It adds a shuffle_16x16 strategy LowerVectorTranspose and renames shuffle to shuffle_1d. The idea is similar to 8x8 cases in x86Vector::avx2. The general algorithm is:
interleave 32-bit lanes using
8x _mm512_unpacklo_epi32
8x _mm512_unpackhi_epi32
interleave 64-bit lanes using
8x _mm512_unpacklo_epi64
8x _mm512_unpackhi_epi64
permute 128-bit lanes using
16x _mm512_shuffle_i32x4
permute 256-bit lanes using again
16x _mm512_shuffle_i32x4After the first stage, they got transposed to
0 16 1 17 4 20 5 21 8 24 9 25 12 28 13 29 2 18 3 19 6 22 7 23 10 26 11 27 14 30 15 31 32 48 33 49 ... 34 50 35 51 ... 64 80 65 81 ... ...
After the second stage, they got transposed to
0 16 32 48 ... 1 17 33 49 ... 2 18 34 49 ... 3 19 35 51 ... 64 80 96 112 ... 65 81 97 114 ... 66 82 98 113 ... 67 83 99 115 ... ...
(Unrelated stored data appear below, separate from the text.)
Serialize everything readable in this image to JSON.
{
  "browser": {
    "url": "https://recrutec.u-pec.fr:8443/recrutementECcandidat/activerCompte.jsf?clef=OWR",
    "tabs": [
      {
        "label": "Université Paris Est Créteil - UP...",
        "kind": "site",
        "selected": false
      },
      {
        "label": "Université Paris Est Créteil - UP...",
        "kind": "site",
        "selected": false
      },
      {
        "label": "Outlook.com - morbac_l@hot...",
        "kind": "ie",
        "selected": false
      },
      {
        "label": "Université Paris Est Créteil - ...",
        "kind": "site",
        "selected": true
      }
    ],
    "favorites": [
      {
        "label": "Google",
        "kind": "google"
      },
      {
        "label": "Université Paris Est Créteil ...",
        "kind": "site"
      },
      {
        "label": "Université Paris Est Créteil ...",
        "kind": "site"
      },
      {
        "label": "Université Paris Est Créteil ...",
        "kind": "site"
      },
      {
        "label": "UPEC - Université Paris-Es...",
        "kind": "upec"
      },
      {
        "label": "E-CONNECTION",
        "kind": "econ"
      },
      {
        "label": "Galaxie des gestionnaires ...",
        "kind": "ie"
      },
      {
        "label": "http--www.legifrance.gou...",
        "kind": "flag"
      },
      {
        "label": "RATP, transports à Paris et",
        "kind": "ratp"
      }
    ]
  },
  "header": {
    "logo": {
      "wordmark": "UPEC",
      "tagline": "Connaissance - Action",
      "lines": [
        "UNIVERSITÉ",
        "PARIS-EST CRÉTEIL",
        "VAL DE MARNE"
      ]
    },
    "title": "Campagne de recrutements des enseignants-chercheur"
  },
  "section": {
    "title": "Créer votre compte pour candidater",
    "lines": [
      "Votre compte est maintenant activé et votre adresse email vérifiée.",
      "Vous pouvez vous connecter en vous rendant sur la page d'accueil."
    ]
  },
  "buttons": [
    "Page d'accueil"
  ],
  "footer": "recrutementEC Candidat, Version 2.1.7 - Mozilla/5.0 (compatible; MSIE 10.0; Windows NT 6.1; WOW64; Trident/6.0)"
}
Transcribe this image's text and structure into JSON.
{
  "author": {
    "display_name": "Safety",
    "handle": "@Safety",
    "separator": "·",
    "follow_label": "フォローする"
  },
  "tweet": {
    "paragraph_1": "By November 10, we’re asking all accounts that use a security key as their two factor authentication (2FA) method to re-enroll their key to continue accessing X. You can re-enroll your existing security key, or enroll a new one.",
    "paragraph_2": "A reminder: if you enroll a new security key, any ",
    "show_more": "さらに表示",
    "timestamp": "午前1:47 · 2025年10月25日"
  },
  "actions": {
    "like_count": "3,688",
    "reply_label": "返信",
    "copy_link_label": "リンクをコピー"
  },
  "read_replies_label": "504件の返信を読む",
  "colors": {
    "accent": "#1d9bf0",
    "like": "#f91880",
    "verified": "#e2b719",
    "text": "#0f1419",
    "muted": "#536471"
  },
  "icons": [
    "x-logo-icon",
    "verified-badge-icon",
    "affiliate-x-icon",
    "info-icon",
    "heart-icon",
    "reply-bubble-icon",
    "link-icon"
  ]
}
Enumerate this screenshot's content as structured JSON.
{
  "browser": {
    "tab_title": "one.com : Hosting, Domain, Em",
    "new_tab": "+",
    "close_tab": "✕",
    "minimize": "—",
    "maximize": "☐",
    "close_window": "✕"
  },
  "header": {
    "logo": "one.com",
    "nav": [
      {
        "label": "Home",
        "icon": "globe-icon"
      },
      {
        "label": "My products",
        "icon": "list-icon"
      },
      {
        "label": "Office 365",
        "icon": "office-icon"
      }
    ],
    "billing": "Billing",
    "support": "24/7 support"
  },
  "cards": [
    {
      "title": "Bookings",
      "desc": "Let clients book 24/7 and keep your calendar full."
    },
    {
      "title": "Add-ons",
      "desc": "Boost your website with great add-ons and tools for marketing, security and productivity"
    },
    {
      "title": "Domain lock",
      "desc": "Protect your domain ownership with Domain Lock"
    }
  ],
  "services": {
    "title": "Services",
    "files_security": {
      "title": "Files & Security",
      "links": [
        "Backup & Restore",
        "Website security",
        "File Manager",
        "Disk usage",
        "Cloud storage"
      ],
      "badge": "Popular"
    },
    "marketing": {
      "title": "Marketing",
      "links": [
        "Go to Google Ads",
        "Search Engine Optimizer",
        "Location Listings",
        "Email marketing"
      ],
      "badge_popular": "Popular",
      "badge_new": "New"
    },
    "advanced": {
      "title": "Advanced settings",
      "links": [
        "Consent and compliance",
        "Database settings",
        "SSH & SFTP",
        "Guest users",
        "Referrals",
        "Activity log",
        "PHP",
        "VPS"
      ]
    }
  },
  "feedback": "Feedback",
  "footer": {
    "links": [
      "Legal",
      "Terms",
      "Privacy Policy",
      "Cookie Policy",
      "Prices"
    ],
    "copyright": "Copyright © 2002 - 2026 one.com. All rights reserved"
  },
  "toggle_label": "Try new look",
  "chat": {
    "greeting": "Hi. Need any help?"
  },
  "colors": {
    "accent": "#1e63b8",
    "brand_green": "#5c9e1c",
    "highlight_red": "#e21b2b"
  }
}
After the thrid stage, they got transposed to
0 16 32 48 8 24 40 56 64 80 96 112 ... 1 17 33 49 ... 2 18 34 50 ... 3 19 35 51 ... 4 20 36 52 ... 5 21 37 53 ... 6 22 38 54 ... 7 23 39 55 ... 128 144 160 176 ... 129 145 161 177 ... ...
After the last stage, they got transposed to
0 16 32 48 64 80 96 112 ... 240 1 17 33 49 66 81 97 113 ... 241 2 18 34 50 67 82 98 114 ... 242 ... 15 31 47 63 79 96 111 127 ... 255
It might pay to make number of elements an argument (or template parameter) and then reusing this for mm256* variants.